Se han potenciado las tradiciones más peculiares como los barreñones y el baile de la bandera, se ha recuperado el baile del “palo y las cintas”, se han sacado partituras y grabado las melodías de estos bailes, compuesto y grabado la Jota Santaolallera, el Romance de Barreñones y las Coplillas de las Antiguas Tierras.

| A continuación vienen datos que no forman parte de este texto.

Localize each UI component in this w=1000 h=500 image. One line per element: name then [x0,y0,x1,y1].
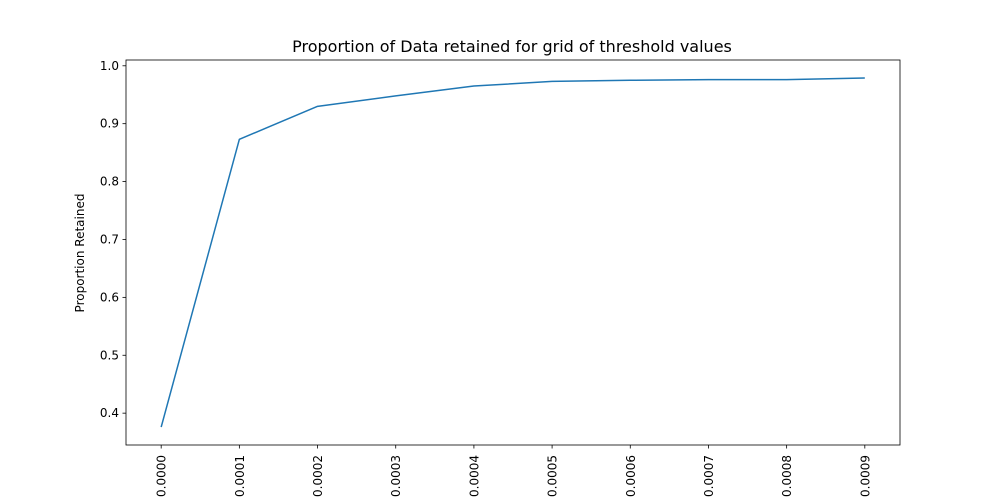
y-axis-label: Proportion Retained [73,194,87,313]
y-tick-label: 0.7 [100,232,119,246]
chart-title: Proportion of Data retained for grid of … [292,37,732,56]
x-tick-label: 0.0000 [155,455,169,497]
x-tick-label: 0.0006 [624,455,638,497]
y-tick-label: 0.6 [100,290,119,304]
y-tick-label: 0.5 [100,348,119,362]
y-tick-label: 0.8 [100,175,119,189]
x-tick-label: 0.0001 [233,455,247,497]
x-tick-label: 0.0007 [702,455,716,497]
y-tick-label: 0.9 [100,117,119,131]
x-tick-label: 0.0004 [467,455,481,497]
x-tick-label: 0.0003 [389,455,403,497]
y-tick-label: 0.4 [100,406,119,420]
plot-area: 0.4 0.5 0.6 0.7 0.8 0.9 1.0 0.0000 0.0001 0.0002 0… [100,59,901,497]
axes-frame [125,59,901,446]
x-tick-label: 0.0002 [311,455,325,497]
series-line [160,77,865,428]
x-tick-label: 0.0008 [780,455,794,497]
x-tick-label: 0.0005 [546,455,560,497]
y-tick-label: 1.0 [100,59,119,73]
x-tick-label: 0.0009 [858,455,872,497]
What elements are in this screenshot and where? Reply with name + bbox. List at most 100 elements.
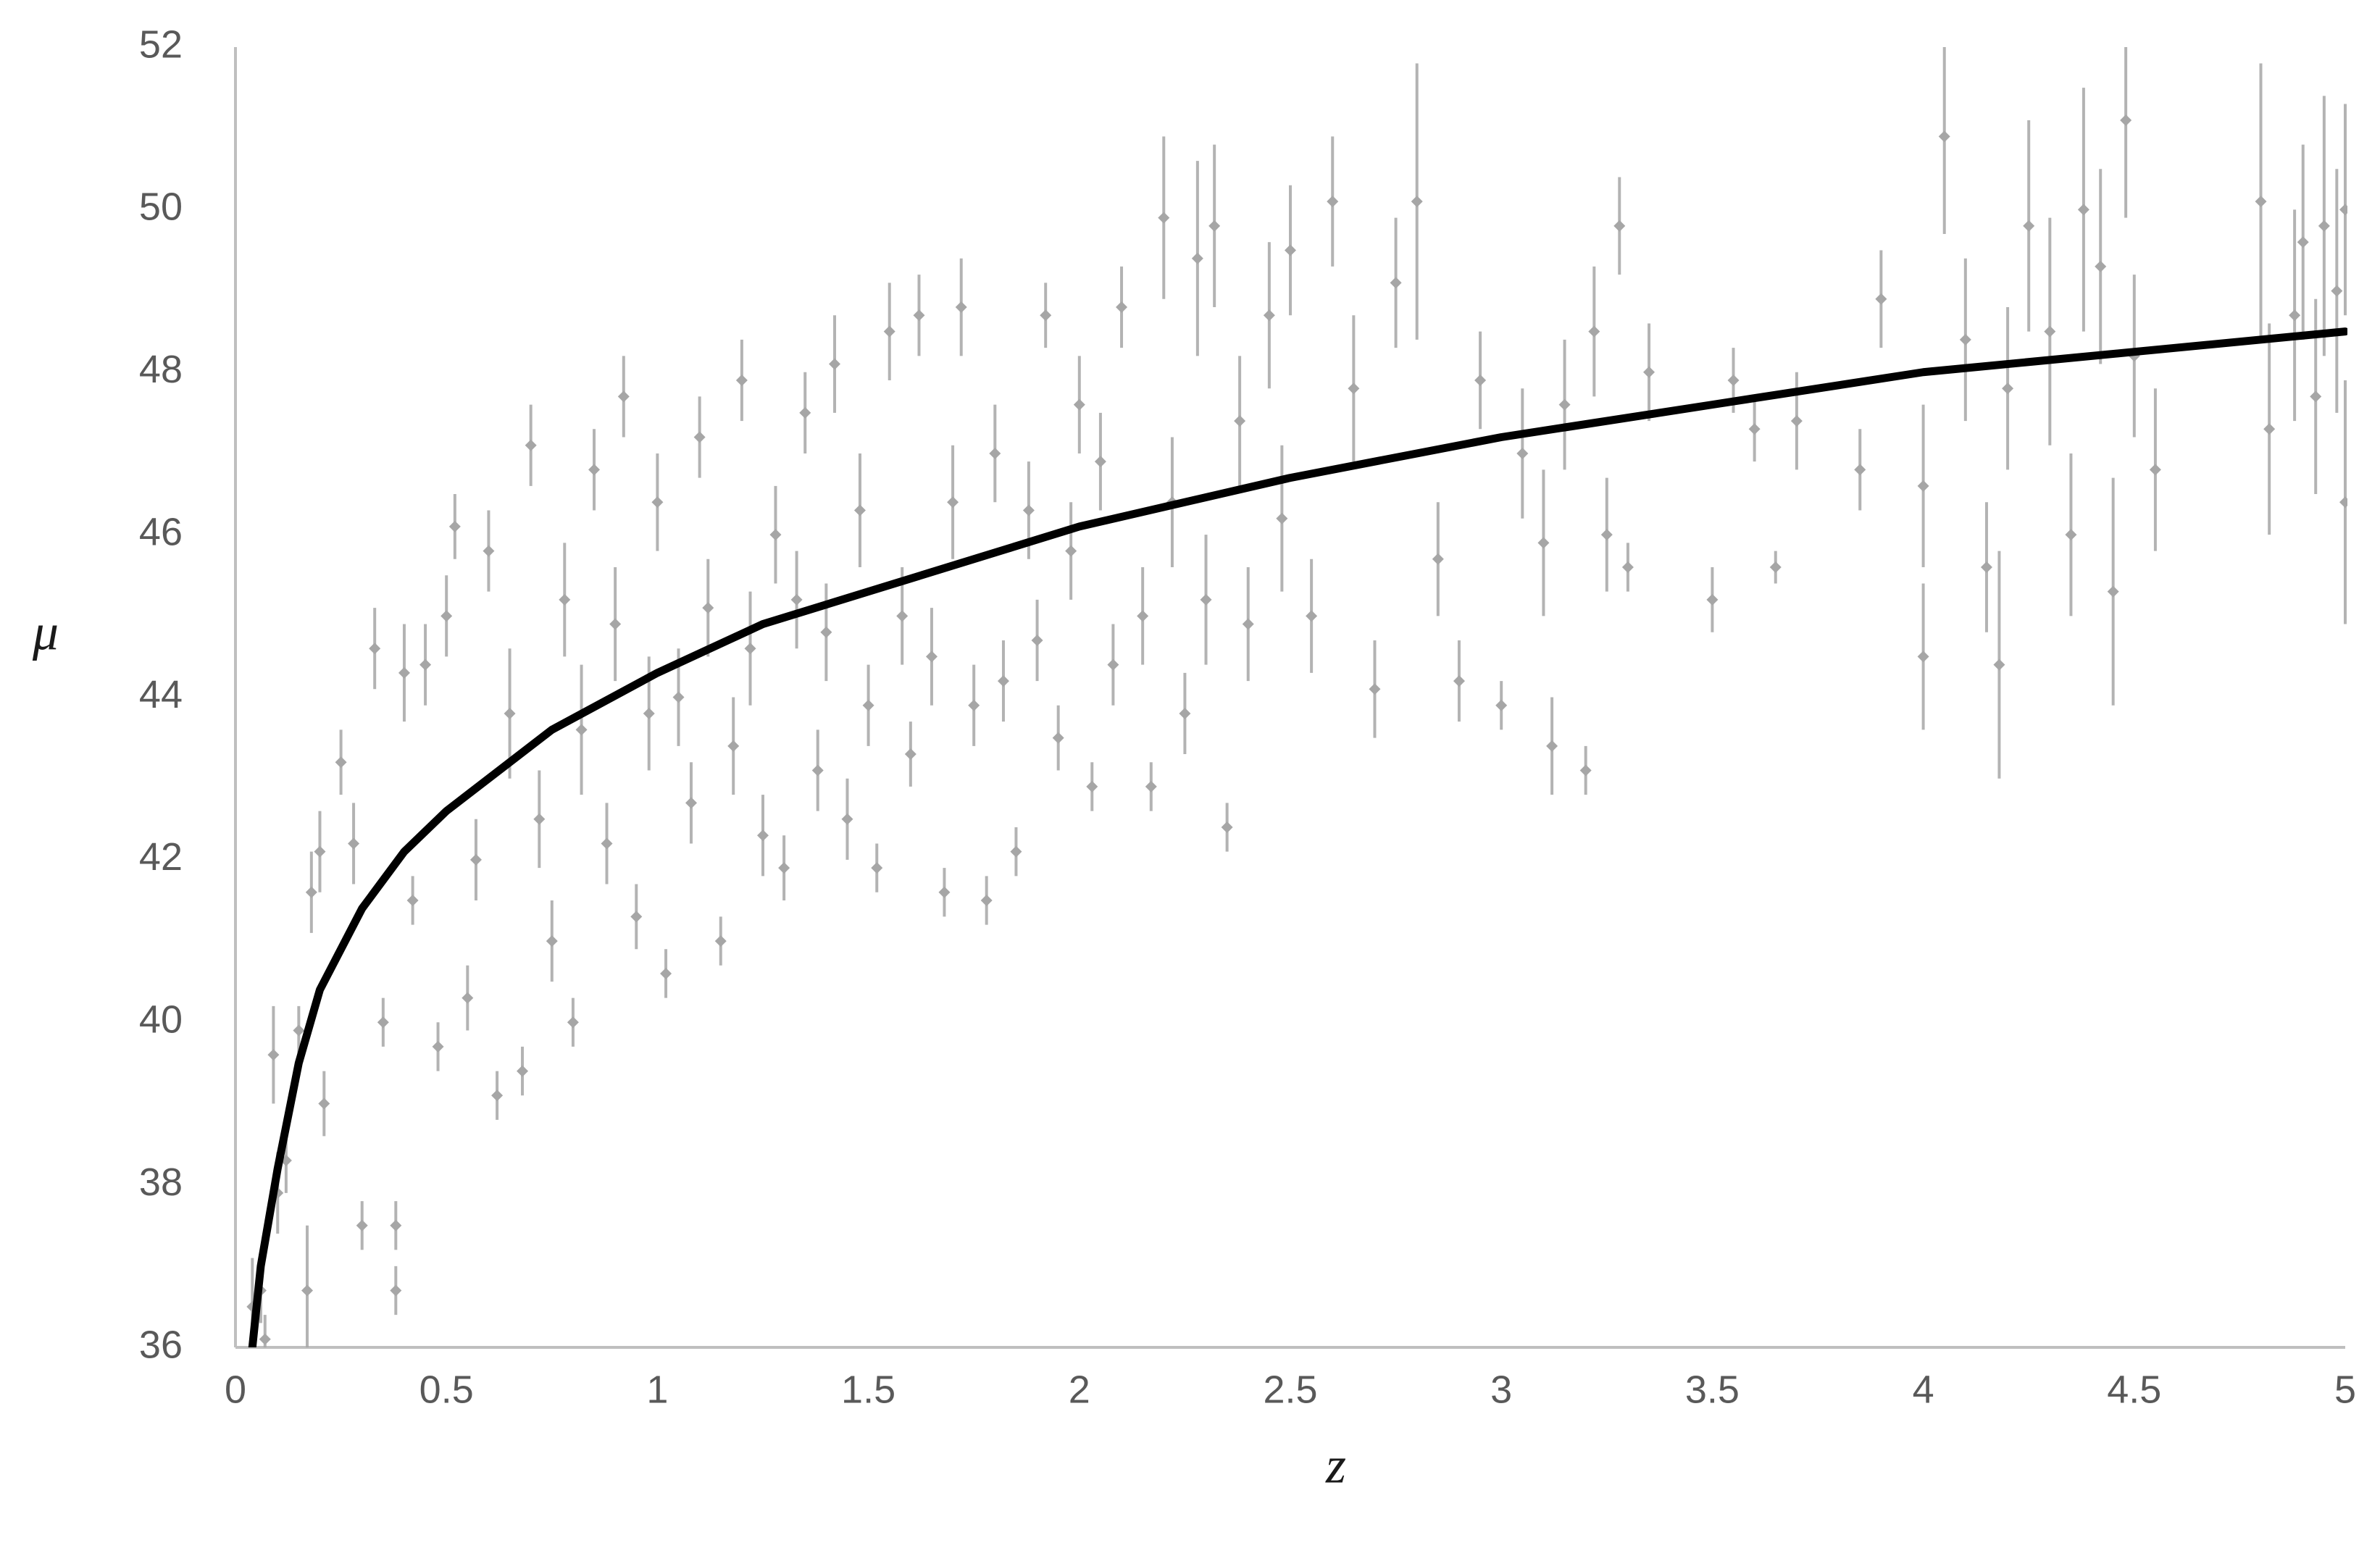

Cada año un intercambio nos acerca a un pueblo toledano donde también bailan la bandera, cada uno a su “modo”. Un mercadillo local, rutas de historia local para los niños, un campeonato de juego de la Rana y otros juegos populares en las Olimpiadas Rurales que ya van por su tercera edición.

Todo lo dicho supone valor en el presente y la mejor herencia que debemos cuidar para que la puedan recibir los futuros santaolalleros.



[1] LÓPEZ MUÑOZ, Josué: Etapas de una fiesta histórica, las Fiestas del Cristo de la Caridad de Santa Olalla. Revista de las Fiestas de Verano de Santa Olalla en honor del Stmo. Cristo de la Caridad. (Ayuntamiento de Santa Olalla y Hermandad del Stmo. Cristo de la Caridad. Santa Olalla, julio de 2026). Pág. 21.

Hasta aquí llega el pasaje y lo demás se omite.